Suspension des visas des ressortissants algériens : une proposition d’Eric Ciotti
Le député des Alpes-Maritimes, président de l’Union des droites pour la République (l’UDR) et proche de l’extrême droite et du Rassemblement national, Éric Ciotti, a suggéré, à l’occasion d’une entrevue accordée à CNews, le 26 février dernier, que la France refuse de manière systématique la délivrance de visas aux ressortissants algériens. Ici, il nous faut tout de suite retenir qu’en fonction du type de visa en cause, le droit de l’Union européenne doit être appliqué nécessairement concernant les motifs de refus.
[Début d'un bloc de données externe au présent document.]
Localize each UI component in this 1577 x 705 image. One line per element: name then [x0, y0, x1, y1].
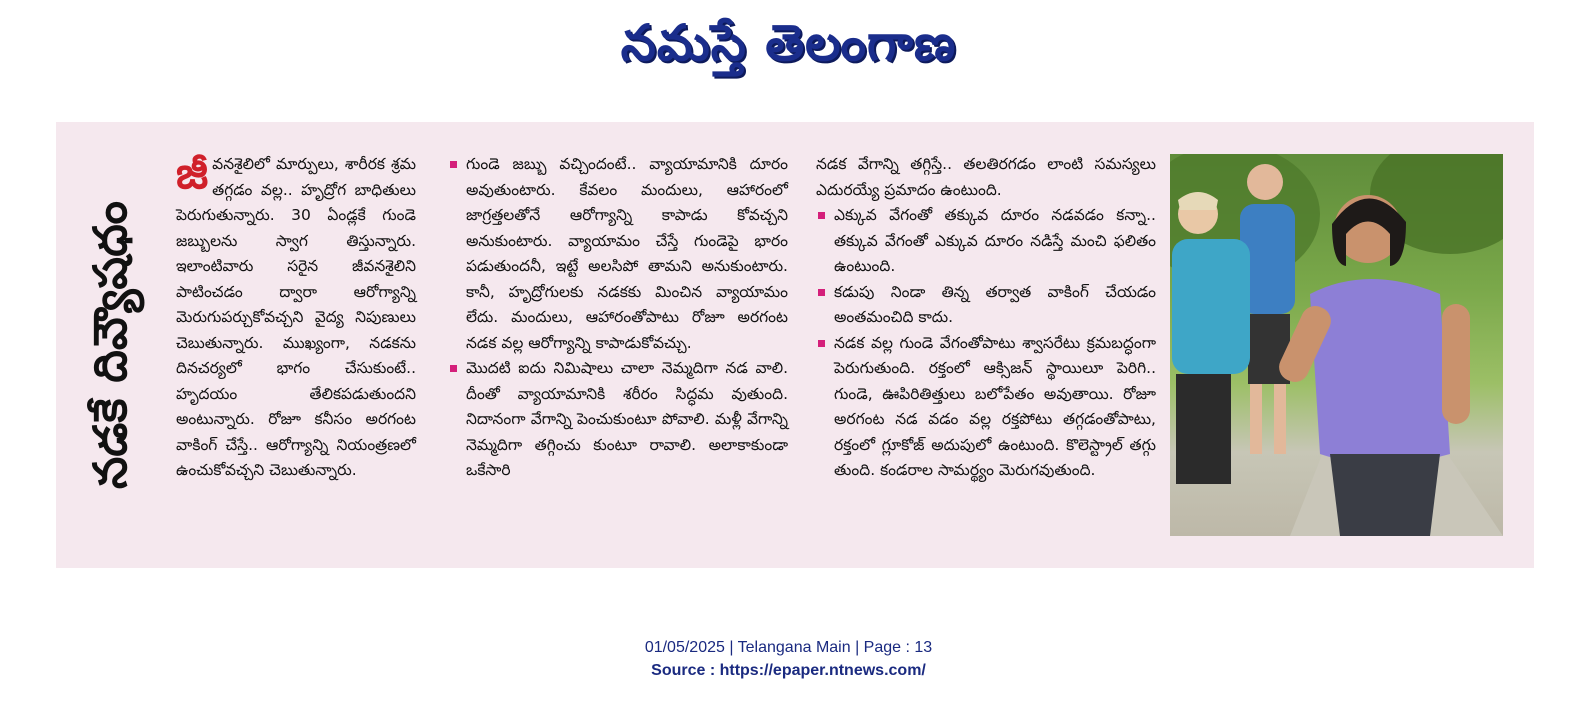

- Dans quelle mesure le modèle de fonction publique adopté par la France est-il favorable à l'accession des ressortissants étrangers (européens ou non) aux emplois publics ?
- Est-il envisageable de parler d'une véritable hiérarchie des normes en droit international ?
Ainsi, Éric Ciotti suggère, face aux tensions grandissantes entre Paris et Alger, que l’ensemble des visas accordés aux ressortissants algériens soient suspendus « tant que toutes les obligations de quitter le territoire français à destination de l’Algérie ne sont pas exécutées ».
Bien au-delà des questions que nous pourrions nous poser à l’égard de la nature d’une telle proposition, il nous faut nous poser la question de savoir si la France est bien en mesure d’interdire la délivrance de visas à des individus d’un État déterminé, dans notre cas, l’Algérie ?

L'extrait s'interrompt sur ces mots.